Markets, of course, do not exist in a vacuum. There have to be rules of the game, and these are established through political processes. High levels of economic inequality in countries like the US and, increasingly, those that have followed its economic model, lead to political inequality. In such a system, opportunities for economic advancement become unequal as well, reinforcing low levels of social mobility.

Thus, Piketty’s forecast of still higher levels of inequality does not reflect the inexorable laws of economics. Simple changes – including higher capital-gains and inheritance taxes, greater spending to broaden access to education, rigorous enforcement of anti-trust laws, corporate-governance reforms that circumscribe executive pay, and financial regulations that rein in banks’ ability to exploit the rest of society – would reduce inequality and increase equality of opportunity markedly.

If we get the rules of the game right, we might even be able to restore the rapid and shared economic growth that characterized the middle-class societies of the mid-twentieth century. The main question confronting us today is not really about capital in the twenty-first century. It is about democracy in the twenty-first century.
- On the bright side, people can generally recognize corruption where it exists, as Thomas Frank points out what happens when corporate scams are put to the test in court: a California jury refused to accept a prosecution argument that mortgage lenders cared whether loan applications were accurate (in a trial aimed only at punishing borrowers while painting banks as victims). But Yves Smith makes clear that the greediest of the greedy are only getting more insistent on securing perpetually larger rents over growth in equity.

- Alison writes that a botched war after he first tried to push Canadian troops to Iraq over public objections, Stephen Harper has finally managed to get that done - while scrupulously ignoring any of the lessons that should be obvious from the U.S.' previous disastrous stay. And Peter Bergman and David Sterman observe that the politicians shrieking about North Americans being recruited into foreign fighting forces are doing so without any basis in reality.
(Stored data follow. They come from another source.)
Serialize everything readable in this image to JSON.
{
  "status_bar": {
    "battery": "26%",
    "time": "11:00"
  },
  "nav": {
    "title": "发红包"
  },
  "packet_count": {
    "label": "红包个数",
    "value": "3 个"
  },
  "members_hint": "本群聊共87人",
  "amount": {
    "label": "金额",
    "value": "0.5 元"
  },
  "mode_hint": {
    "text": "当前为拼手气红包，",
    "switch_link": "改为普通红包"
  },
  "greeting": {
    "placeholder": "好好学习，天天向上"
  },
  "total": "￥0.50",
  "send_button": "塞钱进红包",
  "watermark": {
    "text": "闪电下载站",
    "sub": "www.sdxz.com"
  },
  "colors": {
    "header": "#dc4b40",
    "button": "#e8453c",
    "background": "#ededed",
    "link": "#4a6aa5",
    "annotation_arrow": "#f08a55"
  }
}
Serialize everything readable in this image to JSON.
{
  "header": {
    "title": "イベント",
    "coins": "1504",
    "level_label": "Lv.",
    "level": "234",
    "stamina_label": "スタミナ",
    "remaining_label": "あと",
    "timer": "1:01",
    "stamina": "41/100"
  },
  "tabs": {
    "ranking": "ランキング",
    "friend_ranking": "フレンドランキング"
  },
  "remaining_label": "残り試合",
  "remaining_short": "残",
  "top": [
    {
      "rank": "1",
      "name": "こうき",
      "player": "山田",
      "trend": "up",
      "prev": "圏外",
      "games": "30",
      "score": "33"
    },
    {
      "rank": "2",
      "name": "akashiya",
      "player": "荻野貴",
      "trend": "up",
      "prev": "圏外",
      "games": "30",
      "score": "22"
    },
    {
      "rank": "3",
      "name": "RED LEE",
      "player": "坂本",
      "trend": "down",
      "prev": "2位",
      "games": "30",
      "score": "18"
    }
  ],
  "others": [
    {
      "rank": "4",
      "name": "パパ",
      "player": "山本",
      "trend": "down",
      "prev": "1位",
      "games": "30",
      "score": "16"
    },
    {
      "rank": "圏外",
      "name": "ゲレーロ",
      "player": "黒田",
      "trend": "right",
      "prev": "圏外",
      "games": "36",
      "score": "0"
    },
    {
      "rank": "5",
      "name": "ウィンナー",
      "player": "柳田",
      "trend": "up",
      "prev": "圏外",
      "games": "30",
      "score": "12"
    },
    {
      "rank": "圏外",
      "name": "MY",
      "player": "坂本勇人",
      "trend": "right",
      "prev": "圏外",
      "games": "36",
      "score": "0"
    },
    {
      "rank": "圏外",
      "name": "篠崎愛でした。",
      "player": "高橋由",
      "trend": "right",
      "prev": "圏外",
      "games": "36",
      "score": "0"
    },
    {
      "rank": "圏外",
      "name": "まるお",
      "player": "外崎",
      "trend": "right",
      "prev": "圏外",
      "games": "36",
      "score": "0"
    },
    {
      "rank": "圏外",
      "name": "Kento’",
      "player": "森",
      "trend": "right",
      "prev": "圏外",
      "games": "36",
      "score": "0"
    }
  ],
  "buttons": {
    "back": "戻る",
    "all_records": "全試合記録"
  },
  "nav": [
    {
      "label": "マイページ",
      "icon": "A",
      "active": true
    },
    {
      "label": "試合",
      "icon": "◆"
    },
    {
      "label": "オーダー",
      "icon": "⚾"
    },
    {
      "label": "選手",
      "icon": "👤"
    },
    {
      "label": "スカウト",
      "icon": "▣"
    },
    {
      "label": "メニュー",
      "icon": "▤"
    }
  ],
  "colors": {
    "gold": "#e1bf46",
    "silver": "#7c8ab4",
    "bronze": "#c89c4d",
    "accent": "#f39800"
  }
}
- Finally, Michael Spratt slams the Cons' counterproductive spin on crime:
How can a government so keen to combat lawlessness make such a botch of its own laws? How can a government composed of law-and-order types be so astoundingly ignorant of how the law actually works?

The answer seems obvious: This government doesn’t really care about fighting crime, about victims, about respecting our most fundamental law — the Constitution. What they do care about is politics — and for Stephen Harper, wrapping himself in his crime-fighter cape is a lot more important than passing laws that work, or make sense.

That the Conservatives are indifferent to the pursuit of justice is something demonstrated by their actions, not their words. They cut the Department of Justice’s research budget by $1.2 million. According to an internal government report, the Justice Department’s research budget was slashed just as an internal report for the deputy minister was warning its findings “may run contrary to government direction” and have “at times left the impression that research is undermining government decisions” and is not “aligned with government or departmental priorities.”

Why stop at suppressing the dissenting opinions of the experts when you can stifle them altogether?